A leading Oxford stroke specialist says more needs to be done to raise of awareness of the need to take rapid action after a mini-stroke in order to reduce the number of major strokes.
The study of more than 2,200 patients across Oxfordshire was led by Professor Peter Rothwell, of the Nuffield Department of Clinical Neurosciences and Stroke Theme Lead for the NIHR Oxford Biomedical Research Centre.
It looked at the association of the FAST [Face-Arms-Speech-Time] public education campaign with delays and failure to seek medical attention after a transient ischemic attack (TIA), or mini-stroke.
Previous research by Professor Rothwell has shown that the risk of major stroke is high after a TIA, and that quick medical attention can substantially reduce that risk. However, patients often fail to recognise or act on their symptoms.
Professor Rothwell said: 'The FAST campaign has been successful in getting people to respond quickly to the symptoms of major strokes, but our research has found that this public awareness campaign has not improved the response to minor stroke and TIAs.
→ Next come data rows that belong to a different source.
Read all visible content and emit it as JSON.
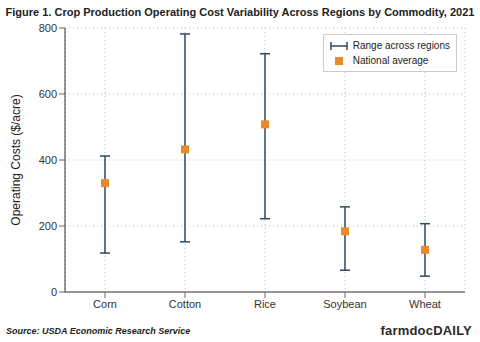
{
  "chart_data": {
    "type": "scatter",
    "title": "Figure 1. Crop Production Operating Cost Variability Across Regions by Commodity, 2021",
    "y_label": "Operating Costs ($/acre)",
    "source": "Source: USDA Economic Research Service",
    "brand": "farmdocDAILY",
    "categories": [
      "Corn",
      "Cotton",
      "Rice",
      "Soybean",
      "Wheat"
    ],
    "series": [
      {
        "name": "National average",
        "color": "#e8892c",
        "marker": "square",
        "values": [
          330,
          432,
          508,
          184,
          128
        ]
      }
    ],
    "range": {
      "name": "Range across regions",
      "color": "#2e4a62",
      "low": [
        118,
        152,
        222,
        66,
        48
      ],
      "high": [
        412,
        782,
        722,
        258,
        207
      ]
    },
    "ylim": [
      0,
      800
    ],
    "yticks": [
      0,
      200,
      400,
      600,
      800
    ],
    "grid": true,
    "legend": "upper right"
  }
}
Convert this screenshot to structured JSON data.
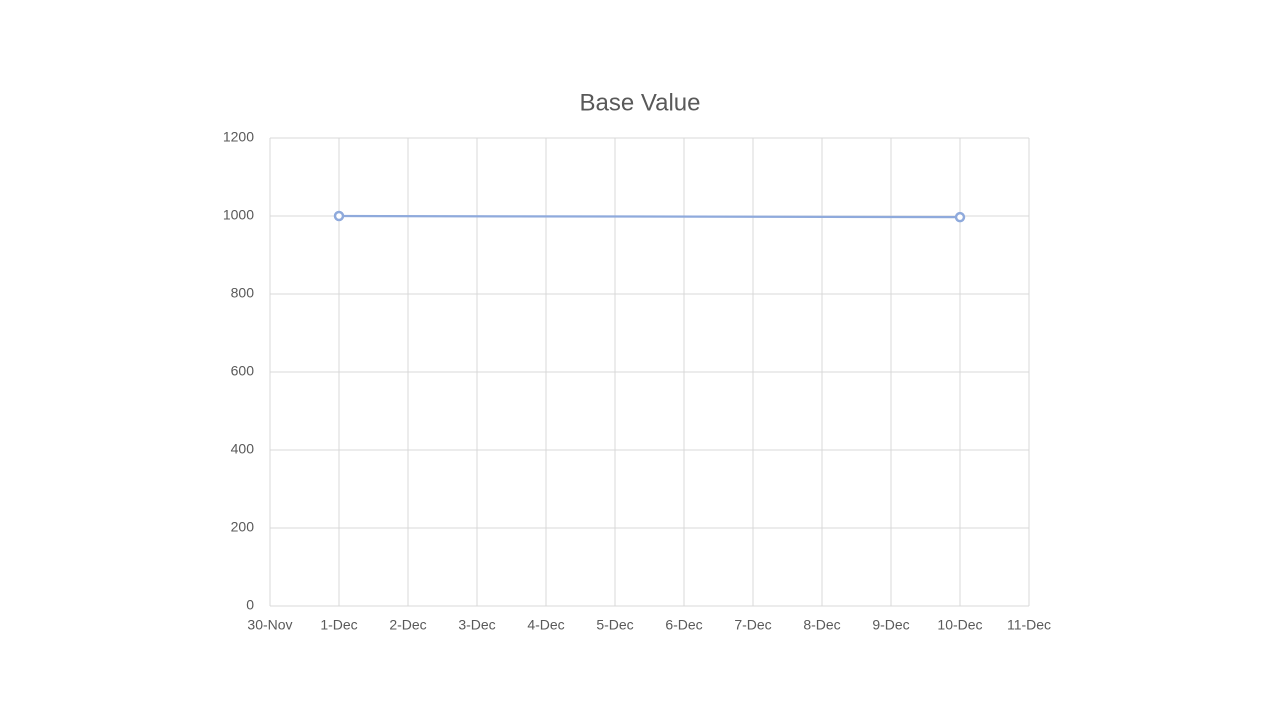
{
  "chart_data": {
    "type": "line",
    "title": "Base Value",
    "x": [
      "1-Dec",
      "10-Dec"
    ],
    "xticks": [
      "30-Nov",
      "1-Dec",
      "2-Dec",
      "3-Dec",
      "4-Dec",
      "5-Dec",
      "6-Dec",
      "7-Dec",
      "8-Dec",
      "9-Dec",
      "10-Dec",
      "11-Dec"
    ],
    "series": [
      {
        "name": "Base Value",
        "color": "#8faadc",
        "values": [
          1000,
          997
        ]
      }
    ],
    "ylim": [
      0,
      1200
    ],
    "yticks": [
      0,
      200,
      400,
      600,
      800,
      1000,
      1200
    ],
    "grid": true
  }
}
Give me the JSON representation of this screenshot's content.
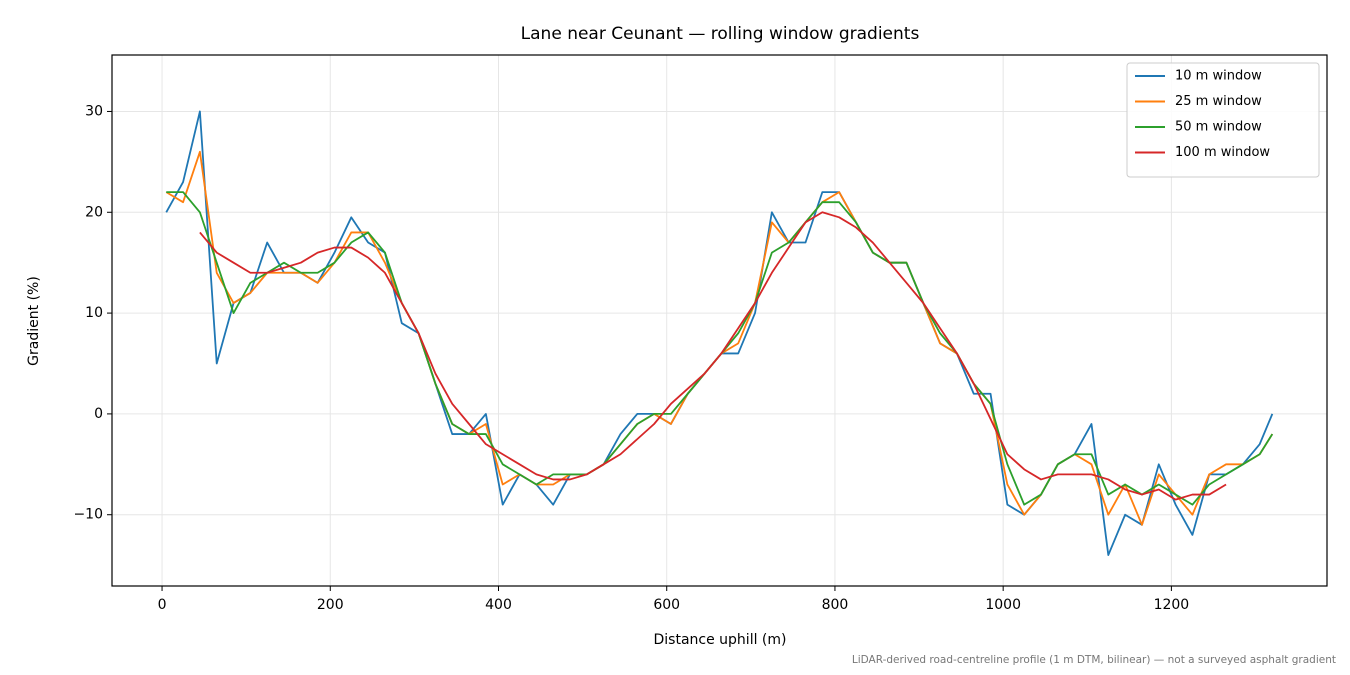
{
  "chart_data": {
    "type": "line",
    "title": "Lane near Ceunant — rolling window gradients",
    "x_label": "Distance uphill (m)",
    "y_label": "Gradient (%)",
    "footnote": "LiDAR-derived road-centreline profile (1 m DTM, bilinear) — not a surveyed asphalt gradient",
    "grid": true,
    "legend": "upper right",
    "xlim": [
      -59.5,
      1385
    ],
    "ylim": [
      -17.07,
      35.6
    ],
    "xticks": [
      0,
      200,
      400,
      600,
      800,
      1000,
      1200
    ],
    "yticks": [
      {
        "value": -10,
        "label": "−10"
      },
      0,
      10,
      20,
      30
    ],
    "x": [
      5,
      25,
      45,
      65,
      85,
      105,
      125,
      145,
      165,
      185,
      205,
      225,
      245,
      265,
      285,
      305,
      325,
      345,
      365,
      385,
      405,
      425,
      445,
      465,
      485,
      505,
      525,
      545,
      565,
      585,
      605,
      625,
      645,
      665,
      685,
      705,
      725,
      745,
      765,
      785,
      805,
      825,
      845,
      865,
      885,
      905,
      925,
      945,
      965,
      985,
      1005,
      1025,
      1045,
      1065,
      1085,
      1105,
      1125,
      1145,
      1165,
      1185,
      1205,
      1225,
      1245,
      1265,
      1285,
      1305,
      1320
    ],
    "series": [
      {
        "name": "10 m window",
        "color": "#1f77b4",
        "values": [
          20,
          23,
          30,
          5,
          11,
          12,
          17,
          14,
          14,
          13,
          16,
          19.5,
          17,
          16,
          9,
          8,
          3,
          -2,
          -2,
          0,
          -9,
          -6,
          -7,
          -9,
          -6,
          -6,
          -5,
          -2,
          0,
          0,
          -1,
          2,
          4,
          6,
          6,
          10,
          20,
          17,
          17,
          22,
          22,
          19,
          16,
          15,
          15,
          11,
          7,
          6,
          2,
          2,
          -9,
          -10,
          -8,
          -5,
          -4,
          -1,
          -14,
          -10,
          -11,
          -5,
          -9,
          -12,
          -6,
          -6,
          -5,
          -3,
          0
        ]
      },
      {
        "name": "25 m window",
        "color": "#ff7f0e",
        "values": [
          22,
          21,
          26,
          14,
          11,
          12,
          14,
          14,
          14,
          13,
          15,
          18,
          18,
          15,
          11,
          8,
          3,
          -1,
          -2,
          -1,
          -7,
          -6,
          -7,
          -7,
          -6,
          -6,
          -5,
          -3,
          -1,
          0,
          -1,
          2,
          4,
          6,
          7,
          11,
          19,
          17,
          19,
          21,
          22,
          19,
          16,
          15,
          15,
          11,
          7,
          6,
          3,
          1,
          -7,
          -10,
          -8,
          -5,
          -4,
          -5,
          -10,
          -7,
          -11,
          -6,
          -8,
          -10,
          -6,
          -5,
          -5,
          -4,
          -2
        ]
      },
      {
        "name": "50 m window",
        "color": "#2ca02c",
        "values": [
          22,
          22,
          20,
          15,
          10,
          13,
          14,
          15,
          14,
          14,
          15,
          17,
          18,
          16,
          11,
          8,
          3,
          -1,
          -2,
          -2,
          -5,
          -6,
          -7,
          -6,
          -6,
          -6,
          -5,
          -3,
          -1,
          0,
          0,
          2,
          4,
          6,
          8,
          11,
          16,
          17,
          19,
          21,
          21,
          19,
          16,
          15,
          15,
          11,
          8,
          6,
          3,
          1,
          -5,
          -9,
          -8,
          -5,
          -4,
          -4,
          -8,
          -7,
          -8,
          -7,
          -8,
          -9,
          -7,
          -6,
          -5,
          -4,
          -2
        ]
      },
      {
        "name": "100 m window",
        "color": "#d62728",
        "values": [
          null,
          null,
          18,
          16,
          15,
          14,
          14,
          14.5,
          15,
          16,
          16.5,
          16.5,
          15.5,
          14,
          11,
          8,
          4,
          1,
          -1,
          -3,
          -4,
          -5,
          -6,
          -6.5,
          -6.5,
          -6,
          -5,
          -4,
          -2.5,
          -1,
          1,
          2.5,
          4,
          6,
          8.5,
          11,
          14,
          16.5,
          19,
          20,
          19.5,
          18.5,
          17,
          15,
          13,
          11,
          8.5,
          6,
          3,
          -0.5,
          -4,
          -5.5,
          -6.5,
          -6,
          -6,
          -6,
          -6.5,
          -7.5,
          -8,
          -7.5,
          -8.5,
          -8,
          -8,
          -7,
          null,
          null,
          null
        ]
      }
    ]
  }
}
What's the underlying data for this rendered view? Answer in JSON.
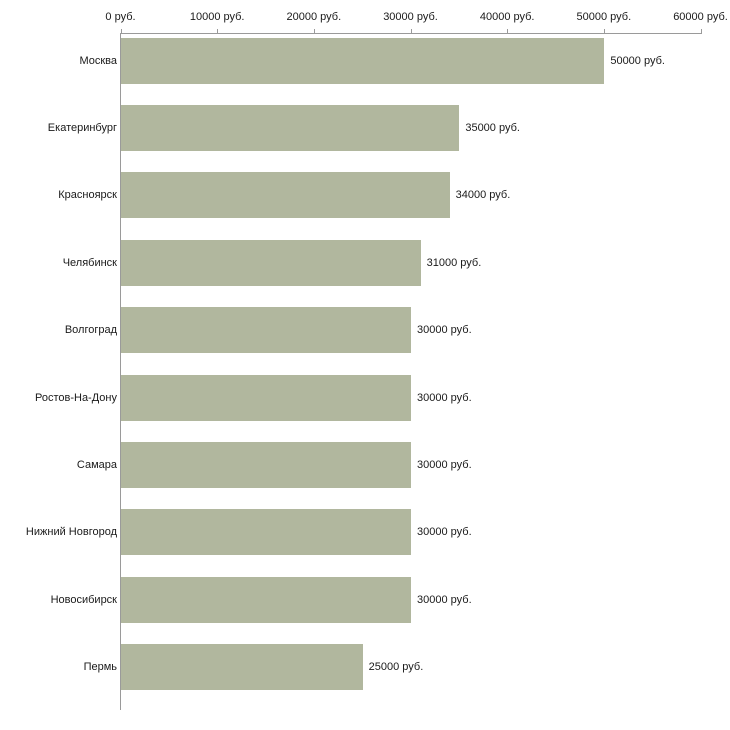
{
  "chart_data": {
    "type": "bar",
    "orientation": "horizontal",
    "title": "",
    "xlabel": "",
    "ylabel": "",
    "categories": [
      "Москва",
      "Екатеринбург",
      "Красноярск",
      "Челябинск",
      "Волгоград",
      "Ростов-На-Дону",
      "Самара",
      "Нижний Новгород",
      "Новосибирск",
      "Пермь"
    ],
    "values": [
      50000,
      35000,
      34000,
      31000,
      30000,
      30000,
      30000,
      30000,
      30000,
      25000
    ],
    "value_labels": [
      "50000 руб.",
      "35000 руб.",
      "34000 руб.",
      "31000 руб.",
      "30000 руб.",
      "30000 руб.",
      "30000 руб.",
      "30000 руб.",
      "30000 руб.",
      "25000 руб."
    ],
    "x_ticks": [
      "0 руб.",
      "10000 руб.",
      "20000 руб.",
      "30000 руб.",
      "40000 руб.",
      "50000 руб.",
      "60000 руб."
    ],
    "xlim": [
      0,
      60000
    ],
    "grid": false,
    "legend": "none",
    "bar_color": "#b1b79e",
    "axis_color": "#9a9a9a",
    "background_color": "#ffffff"
  }
}
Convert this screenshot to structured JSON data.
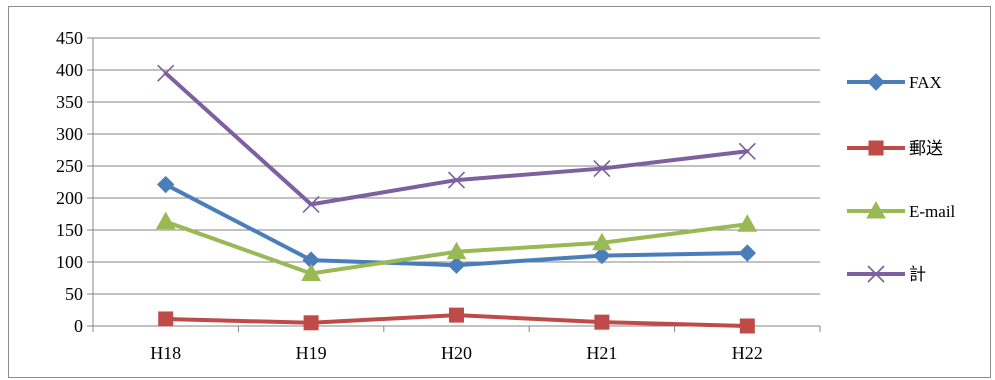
{
  "chart_data": {
    "type": "line",
    "categories": [
      "H18",
      "H19",
      "H20",
      "H21",
      "H22"
    ],
    "ylim": [
      0,
      450
    ],
    "yticks": [
      0,
      50,
      100,
      150,
      200,
      250,
      300,
      350,
      400,
      450
    ],
    "grid": "horizontal",
    "legend_placement": "right",
    "series": [
      {
        "name": "FAX",
        "values": [
          221,
          103,
          95,
          110,
          114
        ],
        "color": "#4a7ebb",
        "marker": "diamond"
      },
      {
        "name": "郵送",
        "values": [
          11,
          5,
          17,
          6,
          0
        ],
        "color": "#be4b48",
        "marker": "square"
      },
      {
        "name": "E-mail",
        "values": [
          163,
          82,
          116,
          130,
          159
        ],
        "color": "#98b954",
        "marker": "triangle"
      },
      {
        "name": "計",
        "values": [
          395,
          190,
          228,
          246,
          273
        ],
        "color": "#7d60a0",
        "marker": "x"
      }
    ]
  }
}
Many people ignore these more minor warning symptoms and subsequently suffer major strokes that would have been preventable.
'We believe that the ongoing public awareness campaign should also focus on the less severe symptoms that are typical of a mini-stroke, to help people to also understand their significance.'
Every year around 150,000 people in the UK have a stroke; that's one every five minutes. Many of these strokes occur in people who have previously had a TIA.
Previously, the extent to which these more minor ‘warning’ events directly precede a major stroke was not fully appreciated. Clinical guidelines recommended that they be investigated and treated, but suggested that this could be done over four weeks.
Research conducted by Professor Rothwell and his team showed that the risk of a major stroke in the first few hours and day after a TIA had been greatly underestimated. They found that the risk of a major stroke within seven days of a minor event was consistently as high as 10%.
The 2007 Department of Health Stroke Strategy and many other national and international guidelines subsequently endorsed Professor Rothwell’s assertion that a mini-stroke should be treated as a medical emergency.
Professor Rothwell’s team developed a simple system to identify which TIA patients were most at risk of a major stroke and prioritise them for treatment. This system has been widely adopted in the UK and in international guidelines, which recommend assessment of high risk individuals with 24 hours.
The team also demonstrated, through its EXPRESS [Emergency use of Existing Preventive Strategies for Stroke] study, that urgent assessment and immediate initiation of standard medication reduce the early risk of major stroke by 80%.
This approach was immediately rolled out across the UK as part of the 2008 National Stroke Strategy and the 2008 NICE guidelines, and is estimated to have prevented 10,000 strokes per year in the UK, saving the NHS £200 million in acute care costs alone.
The global impact, resulting from revised clinical guidelines around the world, will have been much greater.
In a separate study, Professor Rothwell’s team showed that the benefits of catotid endarterectomy, a surgical procedure to remove partial blockages of the carotid artery in the neck as a way of preventing stroke, were substantially greater if performed urgently after a TIA or minor stroke rather than after several weeks, which was the norm at that time.
Guidelines changed immediately and subsequent national audits in the UK have shown that the average wait for carotid surgery decreased from over three months in the early 2000s to 15 days in 2010-11.
The full paper, 'Medical Attention Seeking After Transient Ischemic Attack and Minor Stroke Before and After the UK Face, Arm, Speech, Time (FAST) Public Education Campaign,' can be read in JAMA Neurology.